Even if we obtain regulatory approval of potential products, we may not be the first to market and that may affect the price or demand for our potential products. Existing or future competing products may provide greater therapeutic convenience or clinical or other benefits for a specific indication than our products or may offer comparable performance at a lower cost. Additionally, the availability and price of our competitors’ products could limit the demand and the price we are able to charge for our potential products. We may not be able to implement our business plan if the acceptance of our potential products is inhibited by price competition or the reluctance of physicians to switch from existing methods of treatment to our potential products, or if physicians switch to other new drug or biologic products or choose to reserve our potential products. Additionally, a competitor could obtain orphan product exclusivity from the FDA with respect to such competitor’s product. If such competitor product is determined to be the same product as one of our potential products, that may prevent us from obtaining approval from the FDA for such potential products for the same indication for seven years, except in limited circumstances. If our products fail to capture and maintain market share, we may not achieve sufficient product revenues and our business will suffer.

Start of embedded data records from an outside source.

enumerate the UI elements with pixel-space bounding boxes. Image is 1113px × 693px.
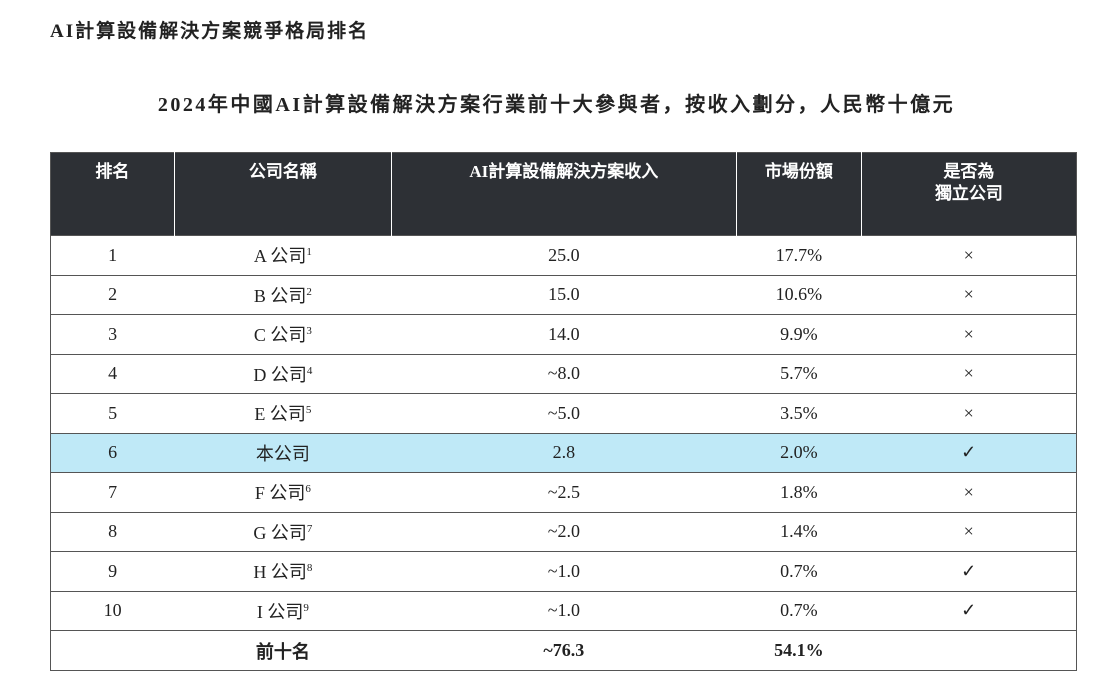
independent: ×: [861, 353, 1077, 394]
cell: [861, 630, 1077, 671]
column-header: AI計算設備解決方案收入: [390, 152, 737, 236]
rank: 10: [50, 590, 175, 631]
revenue: 2.8: [391, 432, 737, 473]
company-cell: H 公司8: [174, 551, 392, 591]
revenue: ~5.0: [391, 393, 737, 433]
revenue: ~8.0: [391, 353, 737, 394]
cell: [50, 630, 175, 671]
company-name: D 公司: [253, 364, 307, 385]
company-name: B 公司: [253, 285, 307, 306]
revenue: ~1.0: [391, 590, 737, 631]
rank: 6: [50, 432, 175, 473]
footnote-marker: 5: [305, 404, 312, 417]
share: 3.5%: [736, 393, 862, 433]
company-cell: G 公司7: [174, 511, 392, 552]
company-name: C 公司: [253, 325, 307, 346]
footnote-marker: 7: [306, 522, 313, 535]
column-header: 公司名稱: [173, 152, 392, 236]
company-name: I 公司: [256, 601, 304, 622]
share: 0.7%: [736, 590, 862, 631]
company-cell: C 公司3: [174, 314, 392, 354]
independent: ×: [861, 472, 1077, 512]
revenue: ~1.0: [391, 551, 737, 591]
table-row: 10 I 公司9 ~1.0 0.7% ✓: [50, 590, 1077, 631]
column-header: 排名: [50, 152, 175, 236]
rank: 5: [50, 393, 175, 433]
company-cell: A 公司1: [174, 235, 392, 275]
revenue: ~2.0: [391, 511, 737, 552]
rank: 7: [50, 472, 175, 512]
share: 0.7%: [736, 551, 862, 591]
company-cell: D 公司4: [174, 353, 392, 394]
share: 17.7%: [736, 235, 862, 275]
revenue: ~2.5: [391, 472, 737, 512]
footnote-marker: 3: [306, 325, 312, 338]
revenue: 25.0: [391, 235, 737, 275]
column-header: 市場份額: [735, 152, 862, 236]
revenue: 15.0: [391, 274, 737, 315]
footnote-marker: 4: [306, 364, 313, 377]
total-row: 前十名 ~76.3 54.1%: [50, 630, 1077, 671]
rank: 2: [50, 274, 175, 315]
total-share: 54.1%: [736, 630, 862, 671]
company-cell: E 公司5: [174, 393, 392, 433]
rank: 1: [50, 235, 175, 275]
subtitle: 2024年中國AI計算設備解決方案行業前十大參與者，按收入劃分，人民幣十億元: [157, 94, 956, 116]
share: 10.6%: [736, 274, 862, 315]
company-name: E 公司: [254, 404, 306, 425]
share: 1.8%: [736, 472, 862, 512]
independent: ×: [861, 314, 1077, 354]
total-revenue: ~76.3: [391, 630, 737, 671]
share: 2.0%: [736, 432, 862, 473]
rank: 9: [50, 551, 175, 591]
rank: 4: [50, 353, 175, 394]
table-row: 6 本公司 2.8 2.0% ✓: [50, 432, 1077, 473]
column-header: 是否為 獨立公司: [860, 152, 1077, 236]
company-name: G 公司: [253, 522, 307, 543]
company-cell: I 公司9: [174, 590, 392, 631]
header-row: 排名 公司名稱 AI計算設備解決方案收入 市場份額 是否為 獨立公司: [50, 152, 1077, 236]
footnote-marker: 6: [305, 483, 311, 496]
total-label: 前十名: [174, 630, 392, 671]
company-name: A 公司: [253, 246, 307, 267]
independent: ✓: [861, 432, 1077, 473]
company-cell: 本公司: [174, 432, 392, 473]
company-name: H 公司: [253, 562, 307, 583]
share: 5.7%: [736, 353, 862, 394]
independent: ×: [861, 235, 1077, 275]
title: AI計算設備解決方案競爭格局排名: [50, 21, 370, 42]
rank: 8: [50, 511, 175, 552]
company-cell: B 公司2: [174, 274, 392, 315]
independent: ×: [861, 274, 1077, 315]
footnote-marker: 9: [303, 601, 309, 614]
company-name: F 公司: [254, 483, 306, 504]
revenue: 14.0: [391, 314, 737, 354]
independent: ×: [861, 511, 1077, 552]
company-cell: F 公司6: [174, 472, 392, 512]
share: 1.4%: [736, 511, 862, 552]
share: 9.9%: [736, 314, 862, 354]
footnote-marker: 8: [306, 562, 313, 575]
independent: ×: [861, 393, 1077, 433]
footnote-marker: 1: [306, 246, 312, 259]
footnote-marker: 2: [306, 285, 312, 298]
company-name: 本公司: [255, 443, 310, 464]
independent: ✓: [861, 590, 1077, 631]
rank: 3: [50, 314, 175, 354]
independent: ✓: [861, 551, 1077, 591]
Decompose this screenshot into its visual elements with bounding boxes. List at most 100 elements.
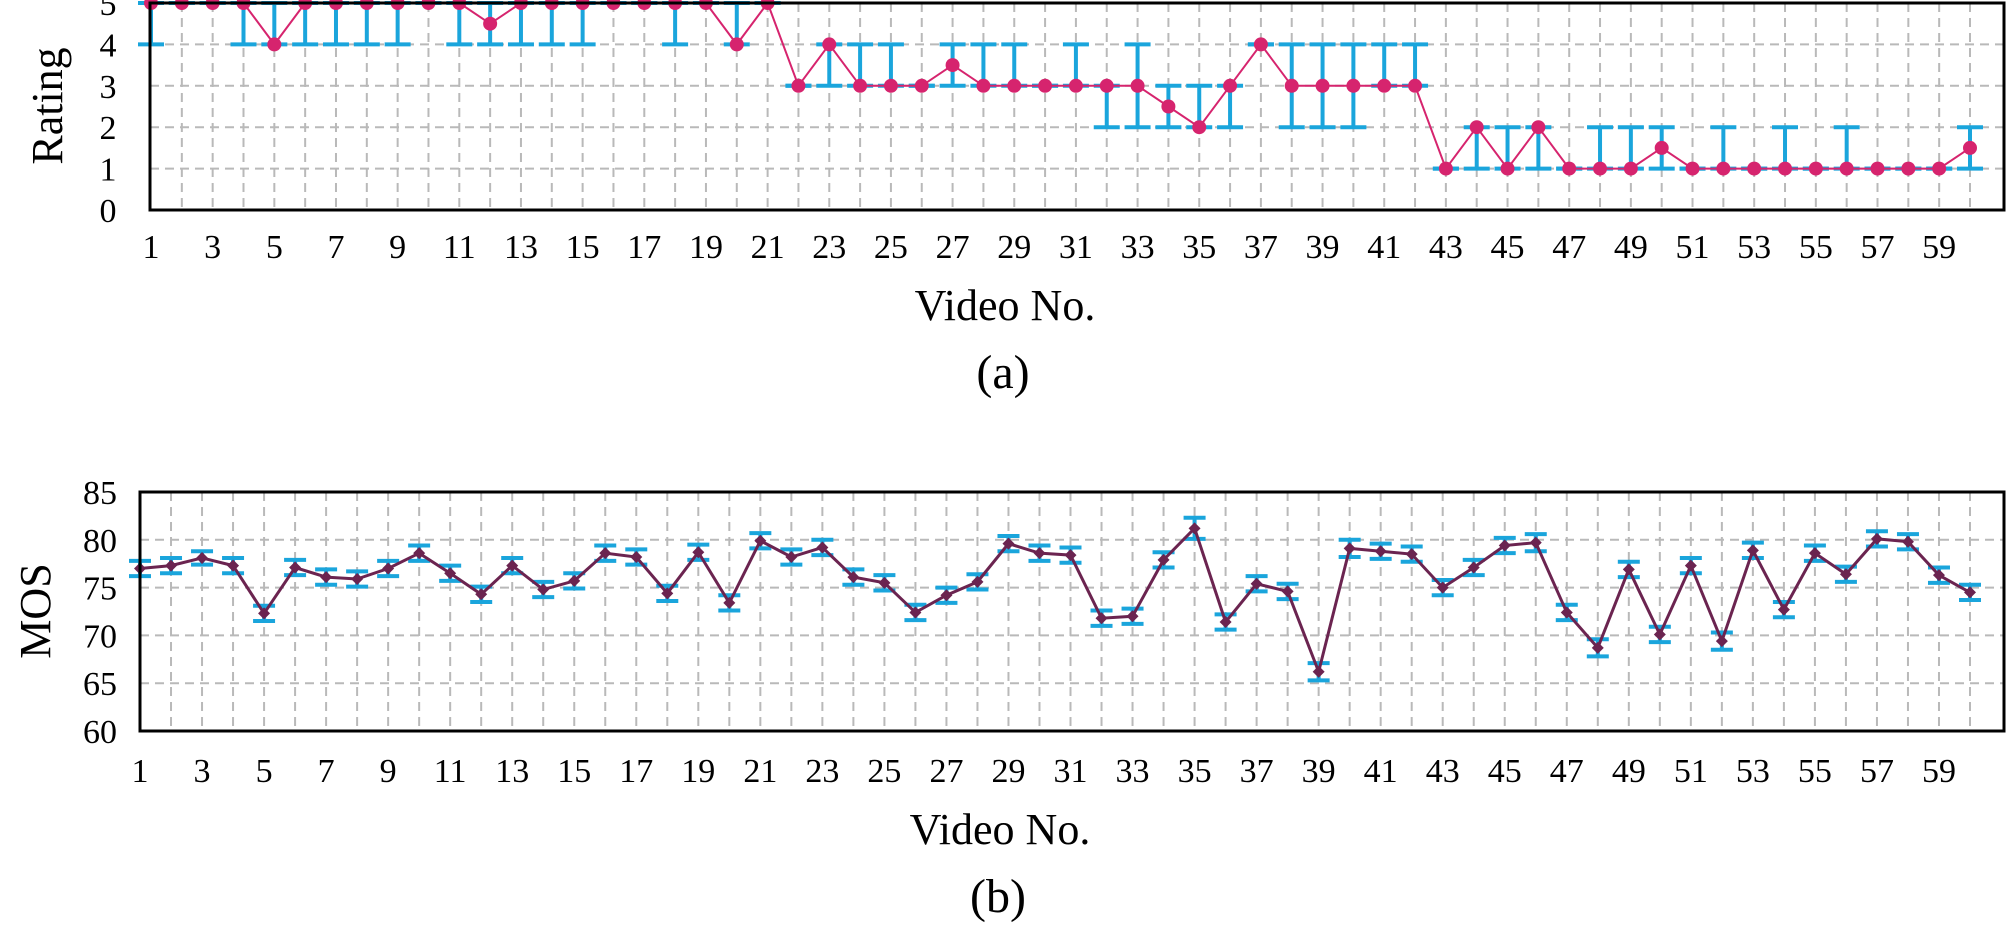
grid-lines [150,3,2004,210]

We compete against fully integrated pharmaceutical companies and smaller companies that are collaborating with larger pharmaceutical companies, academic institutions, government agencies and other public and private research organizations. Many of these competitors have products already approved or in development. In addition, many of these competitors, either alone or together with their collaborative partners, operate larger research and development programs or have substantially greater financial resources than we do, as well as significantly greater experience in:
| • | | developing drugs and biopharmaceuticals; |
| • | | undertaking preclinical testing and human clinical trials; |
| • | | obtaining FDA and other regulatory approvals of drugs and biopharmaceuticals; |
| • | | formulating and manufacturing drugs and biopharmaceuticals; and |
| • | | launching, marketing, and selling drugs and biopharmaceuticals. |
Our commercial opportunity could be reduced or eliminated if our competitors develop and commercialize products that are more effective, have fewer or less severe side effects, are more convenient or are less expensive than any products that we may develop. Our competitors also may obtain FDA or other regulatory approval for their products more rapidly than we may obtain approval for ours, which could result in our competitors establishing a strong market position before we are able to enter the market. In addition, our ability to compete may be affected in many cases by insurers or other third-party payors seeking to encourage the use of generic products.